- Directed by: Tearepa Kahi
- Written by: Tearepa Kahi
- Produced by: Quinton Hita Christina Milligan
- Starring: Stan Walker David Wikaira-Paul Darcey-Ray Flavell-Hudson Temuera Morrison Troy Kingi Miriama Smith
- Cinematography: Fred Renata
- Edited by: Paul Maxwell
- Music by: Shane McLean Te Arepa Kahi Stan Walker
- Production company: Small Axe Films
- Distributed by: 20th Century Fox
- Release date: 6 February 2013;
- Countries: New Zealand Australia
- Languages: Māori English
- Box office: $1.6 million

= Mt. Zion (film) =

2013 New Zealand film

Mt. Zion is a 2013 New Zealand film written and directed by Tearepa Kahi, starring Stan Walker and Temuera Morrison. This film marks the acting debut for singer Stan Walker. The world premiere of the film was held at the Event Cinema at Manukau on 4 February 2013.

==Plot==
Turei's family are hard-working potato farm workers in rural New Zealand. A talented musician, Turei dreams of his band being the support act for Bob Marley's 1979 tour.
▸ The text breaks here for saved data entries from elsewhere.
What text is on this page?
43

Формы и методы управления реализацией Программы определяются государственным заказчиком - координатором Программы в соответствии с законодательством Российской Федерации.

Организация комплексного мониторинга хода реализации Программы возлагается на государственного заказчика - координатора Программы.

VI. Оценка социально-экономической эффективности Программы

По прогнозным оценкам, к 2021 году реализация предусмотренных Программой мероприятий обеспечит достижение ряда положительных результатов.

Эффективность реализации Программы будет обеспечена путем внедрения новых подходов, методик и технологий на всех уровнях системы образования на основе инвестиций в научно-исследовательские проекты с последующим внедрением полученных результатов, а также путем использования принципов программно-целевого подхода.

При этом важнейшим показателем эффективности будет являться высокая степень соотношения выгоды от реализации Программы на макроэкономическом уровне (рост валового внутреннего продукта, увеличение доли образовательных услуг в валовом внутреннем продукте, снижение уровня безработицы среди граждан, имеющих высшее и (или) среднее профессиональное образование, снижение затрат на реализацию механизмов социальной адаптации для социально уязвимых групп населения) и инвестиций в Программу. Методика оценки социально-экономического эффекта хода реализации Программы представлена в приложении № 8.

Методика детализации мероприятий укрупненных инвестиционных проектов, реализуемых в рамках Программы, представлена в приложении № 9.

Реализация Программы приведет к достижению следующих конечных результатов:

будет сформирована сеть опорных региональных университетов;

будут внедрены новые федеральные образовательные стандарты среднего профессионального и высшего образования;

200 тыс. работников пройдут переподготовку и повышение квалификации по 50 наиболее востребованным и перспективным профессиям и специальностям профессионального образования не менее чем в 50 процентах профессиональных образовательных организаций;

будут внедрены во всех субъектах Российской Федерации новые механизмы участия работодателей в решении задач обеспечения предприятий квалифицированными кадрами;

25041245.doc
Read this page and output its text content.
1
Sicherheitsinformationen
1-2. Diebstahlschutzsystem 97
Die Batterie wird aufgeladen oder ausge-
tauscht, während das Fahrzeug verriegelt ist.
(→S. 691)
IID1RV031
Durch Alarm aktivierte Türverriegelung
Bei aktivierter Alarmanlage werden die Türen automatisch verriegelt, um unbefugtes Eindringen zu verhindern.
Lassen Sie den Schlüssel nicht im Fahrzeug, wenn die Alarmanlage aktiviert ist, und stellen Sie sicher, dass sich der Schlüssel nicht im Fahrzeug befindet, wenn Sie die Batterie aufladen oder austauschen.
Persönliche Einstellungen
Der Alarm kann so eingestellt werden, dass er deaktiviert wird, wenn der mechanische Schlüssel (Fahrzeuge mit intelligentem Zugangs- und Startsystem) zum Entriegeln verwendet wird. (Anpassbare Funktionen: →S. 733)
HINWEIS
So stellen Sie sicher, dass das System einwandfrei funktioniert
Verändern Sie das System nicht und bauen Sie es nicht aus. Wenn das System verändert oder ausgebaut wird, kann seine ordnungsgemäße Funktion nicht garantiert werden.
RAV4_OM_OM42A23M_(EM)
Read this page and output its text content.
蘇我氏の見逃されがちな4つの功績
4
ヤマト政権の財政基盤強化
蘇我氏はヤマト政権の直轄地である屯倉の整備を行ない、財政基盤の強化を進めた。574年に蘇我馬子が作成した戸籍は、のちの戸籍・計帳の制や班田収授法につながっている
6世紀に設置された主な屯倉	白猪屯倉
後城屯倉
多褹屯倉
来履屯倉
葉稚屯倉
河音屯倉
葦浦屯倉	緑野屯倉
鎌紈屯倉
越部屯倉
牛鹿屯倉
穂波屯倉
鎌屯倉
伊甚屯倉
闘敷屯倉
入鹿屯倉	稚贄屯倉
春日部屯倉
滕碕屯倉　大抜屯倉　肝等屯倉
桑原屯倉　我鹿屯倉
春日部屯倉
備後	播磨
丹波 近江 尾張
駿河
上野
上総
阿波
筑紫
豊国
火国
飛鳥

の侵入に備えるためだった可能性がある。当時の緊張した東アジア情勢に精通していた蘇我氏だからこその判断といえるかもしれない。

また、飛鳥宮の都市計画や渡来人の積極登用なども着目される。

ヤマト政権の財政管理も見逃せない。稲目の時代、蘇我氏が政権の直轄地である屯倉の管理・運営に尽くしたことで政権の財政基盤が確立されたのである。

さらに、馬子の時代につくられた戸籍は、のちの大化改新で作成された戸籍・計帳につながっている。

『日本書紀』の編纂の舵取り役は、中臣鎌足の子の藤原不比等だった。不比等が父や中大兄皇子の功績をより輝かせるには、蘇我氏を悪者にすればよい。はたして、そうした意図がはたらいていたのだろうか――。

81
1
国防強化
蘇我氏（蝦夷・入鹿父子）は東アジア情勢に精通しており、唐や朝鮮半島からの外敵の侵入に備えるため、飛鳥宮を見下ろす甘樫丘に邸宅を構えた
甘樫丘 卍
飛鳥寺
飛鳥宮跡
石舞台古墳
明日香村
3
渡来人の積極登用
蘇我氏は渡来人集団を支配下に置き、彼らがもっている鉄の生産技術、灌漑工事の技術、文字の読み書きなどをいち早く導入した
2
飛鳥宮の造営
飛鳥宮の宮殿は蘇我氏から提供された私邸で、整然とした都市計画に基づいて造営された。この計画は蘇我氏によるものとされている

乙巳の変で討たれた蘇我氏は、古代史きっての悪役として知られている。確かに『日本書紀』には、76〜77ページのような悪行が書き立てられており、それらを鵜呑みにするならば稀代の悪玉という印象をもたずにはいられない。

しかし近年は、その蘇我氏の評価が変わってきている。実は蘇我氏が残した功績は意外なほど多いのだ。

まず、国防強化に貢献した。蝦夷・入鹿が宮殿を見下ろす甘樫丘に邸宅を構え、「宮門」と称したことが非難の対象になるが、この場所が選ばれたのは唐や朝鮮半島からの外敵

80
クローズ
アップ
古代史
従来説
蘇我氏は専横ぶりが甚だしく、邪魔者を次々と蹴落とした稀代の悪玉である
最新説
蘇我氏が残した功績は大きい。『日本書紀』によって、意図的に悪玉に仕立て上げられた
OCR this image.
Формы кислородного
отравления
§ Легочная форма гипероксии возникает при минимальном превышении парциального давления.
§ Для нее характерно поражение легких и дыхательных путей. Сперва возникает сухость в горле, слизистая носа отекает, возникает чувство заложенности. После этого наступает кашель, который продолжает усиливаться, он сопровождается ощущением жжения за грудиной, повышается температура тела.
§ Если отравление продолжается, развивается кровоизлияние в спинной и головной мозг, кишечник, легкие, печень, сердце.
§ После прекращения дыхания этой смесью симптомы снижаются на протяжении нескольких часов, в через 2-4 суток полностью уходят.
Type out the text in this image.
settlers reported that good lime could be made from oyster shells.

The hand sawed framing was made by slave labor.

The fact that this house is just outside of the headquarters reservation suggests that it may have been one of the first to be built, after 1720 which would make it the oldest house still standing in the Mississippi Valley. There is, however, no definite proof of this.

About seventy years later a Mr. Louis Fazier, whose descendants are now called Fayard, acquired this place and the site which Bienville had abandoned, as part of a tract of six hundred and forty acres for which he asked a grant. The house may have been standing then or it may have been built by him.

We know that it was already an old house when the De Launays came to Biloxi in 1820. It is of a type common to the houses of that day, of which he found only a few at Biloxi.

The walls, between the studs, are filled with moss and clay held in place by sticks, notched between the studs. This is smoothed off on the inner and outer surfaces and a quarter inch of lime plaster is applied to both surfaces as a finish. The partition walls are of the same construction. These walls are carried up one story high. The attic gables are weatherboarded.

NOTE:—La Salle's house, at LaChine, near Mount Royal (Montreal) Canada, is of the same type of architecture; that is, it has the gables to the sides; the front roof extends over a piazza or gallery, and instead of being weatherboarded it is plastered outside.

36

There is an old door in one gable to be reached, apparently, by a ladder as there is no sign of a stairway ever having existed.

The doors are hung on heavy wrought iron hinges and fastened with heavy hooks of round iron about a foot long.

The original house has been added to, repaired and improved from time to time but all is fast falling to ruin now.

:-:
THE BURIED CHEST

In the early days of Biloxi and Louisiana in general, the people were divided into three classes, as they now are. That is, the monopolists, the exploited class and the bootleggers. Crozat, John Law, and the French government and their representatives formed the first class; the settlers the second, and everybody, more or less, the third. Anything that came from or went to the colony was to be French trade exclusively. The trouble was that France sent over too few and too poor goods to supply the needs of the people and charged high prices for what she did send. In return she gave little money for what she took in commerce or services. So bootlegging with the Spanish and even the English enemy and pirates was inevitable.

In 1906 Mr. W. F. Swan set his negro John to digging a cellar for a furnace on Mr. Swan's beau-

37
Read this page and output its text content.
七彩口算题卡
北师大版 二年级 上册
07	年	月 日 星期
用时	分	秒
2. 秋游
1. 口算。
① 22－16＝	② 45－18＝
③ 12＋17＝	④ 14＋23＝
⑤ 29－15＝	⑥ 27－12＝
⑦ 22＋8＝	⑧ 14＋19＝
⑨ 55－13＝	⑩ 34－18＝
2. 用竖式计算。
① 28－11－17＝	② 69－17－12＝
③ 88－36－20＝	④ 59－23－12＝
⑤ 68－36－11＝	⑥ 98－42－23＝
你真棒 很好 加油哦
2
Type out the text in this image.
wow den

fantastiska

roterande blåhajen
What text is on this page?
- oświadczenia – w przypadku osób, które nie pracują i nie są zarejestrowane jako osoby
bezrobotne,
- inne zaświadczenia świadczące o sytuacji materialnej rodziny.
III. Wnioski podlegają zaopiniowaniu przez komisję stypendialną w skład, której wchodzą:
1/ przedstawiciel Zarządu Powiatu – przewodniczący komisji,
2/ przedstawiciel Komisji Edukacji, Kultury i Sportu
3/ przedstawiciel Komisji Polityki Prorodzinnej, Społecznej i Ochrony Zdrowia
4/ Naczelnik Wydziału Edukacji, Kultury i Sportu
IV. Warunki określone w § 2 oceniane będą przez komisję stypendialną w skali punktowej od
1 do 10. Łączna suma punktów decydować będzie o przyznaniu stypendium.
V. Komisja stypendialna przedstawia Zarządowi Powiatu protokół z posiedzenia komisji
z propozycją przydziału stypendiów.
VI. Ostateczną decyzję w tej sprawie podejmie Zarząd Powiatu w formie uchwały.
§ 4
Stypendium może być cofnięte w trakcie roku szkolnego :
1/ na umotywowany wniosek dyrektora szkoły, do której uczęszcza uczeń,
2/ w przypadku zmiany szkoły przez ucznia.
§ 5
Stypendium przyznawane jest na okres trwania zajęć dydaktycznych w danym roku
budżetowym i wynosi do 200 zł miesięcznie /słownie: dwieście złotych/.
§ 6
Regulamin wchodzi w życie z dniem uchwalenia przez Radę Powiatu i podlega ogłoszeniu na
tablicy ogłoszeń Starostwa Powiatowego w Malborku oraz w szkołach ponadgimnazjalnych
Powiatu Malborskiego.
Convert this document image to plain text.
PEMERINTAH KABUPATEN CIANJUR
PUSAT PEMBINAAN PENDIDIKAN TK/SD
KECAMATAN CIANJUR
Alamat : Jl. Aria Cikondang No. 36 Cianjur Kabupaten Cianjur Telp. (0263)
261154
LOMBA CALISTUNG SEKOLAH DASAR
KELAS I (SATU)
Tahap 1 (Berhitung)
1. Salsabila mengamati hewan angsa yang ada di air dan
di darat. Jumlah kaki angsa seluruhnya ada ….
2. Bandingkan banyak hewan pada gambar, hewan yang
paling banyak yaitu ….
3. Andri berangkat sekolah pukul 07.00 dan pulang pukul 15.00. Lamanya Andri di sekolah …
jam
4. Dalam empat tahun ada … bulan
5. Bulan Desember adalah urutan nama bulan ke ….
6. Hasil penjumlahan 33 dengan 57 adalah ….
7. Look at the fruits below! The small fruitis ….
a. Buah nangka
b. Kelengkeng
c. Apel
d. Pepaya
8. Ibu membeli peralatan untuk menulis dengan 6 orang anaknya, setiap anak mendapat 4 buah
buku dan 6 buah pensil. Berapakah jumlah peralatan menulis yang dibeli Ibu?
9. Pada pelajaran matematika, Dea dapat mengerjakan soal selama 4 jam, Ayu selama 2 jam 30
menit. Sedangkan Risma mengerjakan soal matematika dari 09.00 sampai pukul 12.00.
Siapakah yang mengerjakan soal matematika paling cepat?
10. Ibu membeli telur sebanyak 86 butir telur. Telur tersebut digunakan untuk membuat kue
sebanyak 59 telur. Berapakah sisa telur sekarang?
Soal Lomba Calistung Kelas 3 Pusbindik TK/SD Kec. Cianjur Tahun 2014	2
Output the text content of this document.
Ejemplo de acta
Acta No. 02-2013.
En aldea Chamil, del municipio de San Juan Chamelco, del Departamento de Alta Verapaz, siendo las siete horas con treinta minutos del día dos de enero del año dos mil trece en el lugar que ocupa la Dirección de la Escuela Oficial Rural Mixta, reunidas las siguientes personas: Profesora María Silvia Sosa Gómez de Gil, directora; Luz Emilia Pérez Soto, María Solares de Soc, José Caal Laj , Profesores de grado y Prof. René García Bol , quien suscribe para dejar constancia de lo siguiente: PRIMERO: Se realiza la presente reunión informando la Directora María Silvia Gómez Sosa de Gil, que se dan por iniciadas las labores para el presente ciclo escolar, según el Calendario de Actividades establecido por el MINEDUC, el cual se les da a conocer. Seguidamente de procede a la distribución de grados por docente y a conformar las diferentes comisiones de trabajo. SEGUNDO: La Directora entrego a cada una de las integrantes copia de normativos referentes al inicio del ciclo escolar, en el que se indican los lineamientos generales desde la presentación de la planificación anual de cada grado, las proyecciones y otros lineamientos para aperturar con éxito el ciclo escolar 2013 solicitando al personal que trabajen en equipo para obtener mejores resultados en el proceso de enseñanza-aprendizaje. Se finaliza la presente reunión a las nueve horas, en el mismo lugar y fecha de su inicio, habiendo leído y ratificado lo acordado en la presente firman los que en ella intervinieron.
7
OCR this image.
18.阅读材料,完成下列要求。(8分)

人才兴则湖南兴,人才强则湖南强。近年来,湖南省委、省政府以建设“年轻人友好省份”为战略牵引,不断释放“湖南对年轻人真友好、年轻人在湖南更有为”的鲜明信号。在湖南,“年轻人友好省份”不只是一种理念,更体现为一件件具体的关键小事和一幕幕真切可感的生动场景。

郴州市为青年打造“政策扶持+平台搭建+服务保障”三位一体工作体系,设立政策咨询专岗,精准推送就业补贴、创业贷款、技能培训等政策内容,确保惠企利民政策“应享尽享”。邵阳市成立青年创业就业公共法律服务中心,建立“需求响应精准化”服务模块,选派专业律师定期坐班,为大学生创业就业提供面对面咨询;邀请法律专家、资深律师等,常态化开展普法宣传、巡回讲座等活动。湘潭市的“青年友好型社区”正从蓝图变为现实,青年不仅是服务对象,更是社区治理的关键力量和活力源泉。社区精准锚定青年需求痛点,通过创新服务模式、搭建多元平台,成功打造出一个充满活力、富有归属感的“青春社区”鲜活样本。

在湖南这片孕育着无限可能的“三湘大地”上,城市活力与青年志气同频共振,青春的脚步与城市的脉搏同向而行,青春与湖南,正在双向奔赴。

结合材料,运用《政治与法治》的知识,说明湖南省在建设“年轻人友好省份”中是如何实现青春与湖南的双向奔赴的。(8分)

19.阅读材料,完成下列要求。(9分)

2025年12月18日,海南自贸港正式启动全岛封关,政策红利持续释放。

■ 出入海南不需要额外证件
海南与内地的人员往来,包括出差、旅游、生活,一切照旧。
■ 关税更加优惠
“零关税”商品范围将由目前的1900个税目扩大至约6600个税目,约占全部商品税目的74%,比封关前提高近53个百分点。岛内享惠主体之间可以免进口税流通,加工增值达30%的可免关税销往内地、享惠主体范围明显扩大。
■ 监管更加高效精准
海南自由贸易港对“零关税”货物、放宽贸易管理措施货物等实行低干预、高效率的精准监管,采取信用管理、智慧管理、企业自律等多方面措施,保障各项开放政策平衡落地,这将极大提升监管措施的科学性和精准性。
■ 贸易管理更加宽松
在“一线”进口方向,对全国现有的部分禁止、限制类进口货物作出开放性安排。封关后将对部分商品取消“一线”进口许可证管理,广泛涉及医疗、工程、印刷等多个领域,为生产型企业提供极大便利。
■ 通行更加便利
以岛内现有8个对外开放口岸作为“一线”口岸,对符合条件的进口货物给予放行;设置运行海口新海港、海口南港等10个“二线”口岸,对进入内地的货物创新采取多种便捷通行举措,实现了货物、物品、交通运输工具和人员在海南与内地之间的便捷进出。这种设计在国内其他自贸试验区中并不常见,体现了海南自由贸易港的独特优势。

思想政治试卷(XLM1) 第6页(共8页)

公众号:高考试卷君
But it's a dream that challenges the traditions and values of his upbringing and will set him at odds with his family – particularly his father, a true man of the land.

==Cast==
- Stan Walker as Turei
- Temuera Morrison as Dad
- Miriama Smith as Layla
- Darcy Ray Flavell-Hudson
- Will Hall
- Kevin Kaukau as Booker
- Troy Kingi
- Graham Ryan
- David Wikaira-Paul

==Production==
The movie was filmed in Pukekohe.

==Reception==
Russell Baillie from New Zealand Herald gave the film 4/5 saying it is a smart, finely-observed, heartfelt drama of good humour and decent tunes against an authentic local setting.
 Jake Wilson from Sydney Morning Herald gave it 1 1/2 stars saying the film doesn't have the charm or skill for a big feelgood success and 'Walker only relaxes when he sings'.

==Soundtrack==
The soundtrack was released on 15 March 2013.

Also included on the album are six original recordings from Small Axe (the fictional band depicted in the film), a host of reggae classics from 10cc, Peter Tosh, Third World, Jimmy Cliff, Toots and the Maytals, as well as hits from iconic Kiwi artists Prince Tui Teka, Max Merritt & The Meteors, and Herbs.

===Track listing===
1. "Take It Easy" – Stan Walker
2. "Mt Zion" – Small Axe
3. "Heat Wave" – Small Axe
4. "Dreadlock Holiday" – 10cc
5. "(You Gotta Walk) Don't Look Back" – Peter Tosh
6. "Now That We Found Love" – Third World
7. "The Harder They Come" – Jimmy Cliff
8. "Funky Kingston" – Toots and the Maytals
9. "Marcus Garvey" – Burning Spear
10. "I Can See Clearly Now" – Johnny Nash
11. "Hoki Mai" – Prince Tui Teka
12. "Soul Deep" – Small Axe
13. "Lion Trail" – Small Axe featuring Troy Kingi
14. "Maunga Hiona" – Small Axe featuring Che-fu
15. "Azania (Soon Come)" – Herbs
16. "I Need Your Love" – Golden Harvest
17. "Slippin' Away" – Max Merritt & The Meteors
18. "Army" – Small Axe
19. "Basket" – Small Axe

==Weekly charts==
In New Zealand the album debuted at #11, before peaking at #1 on 18 February 2013.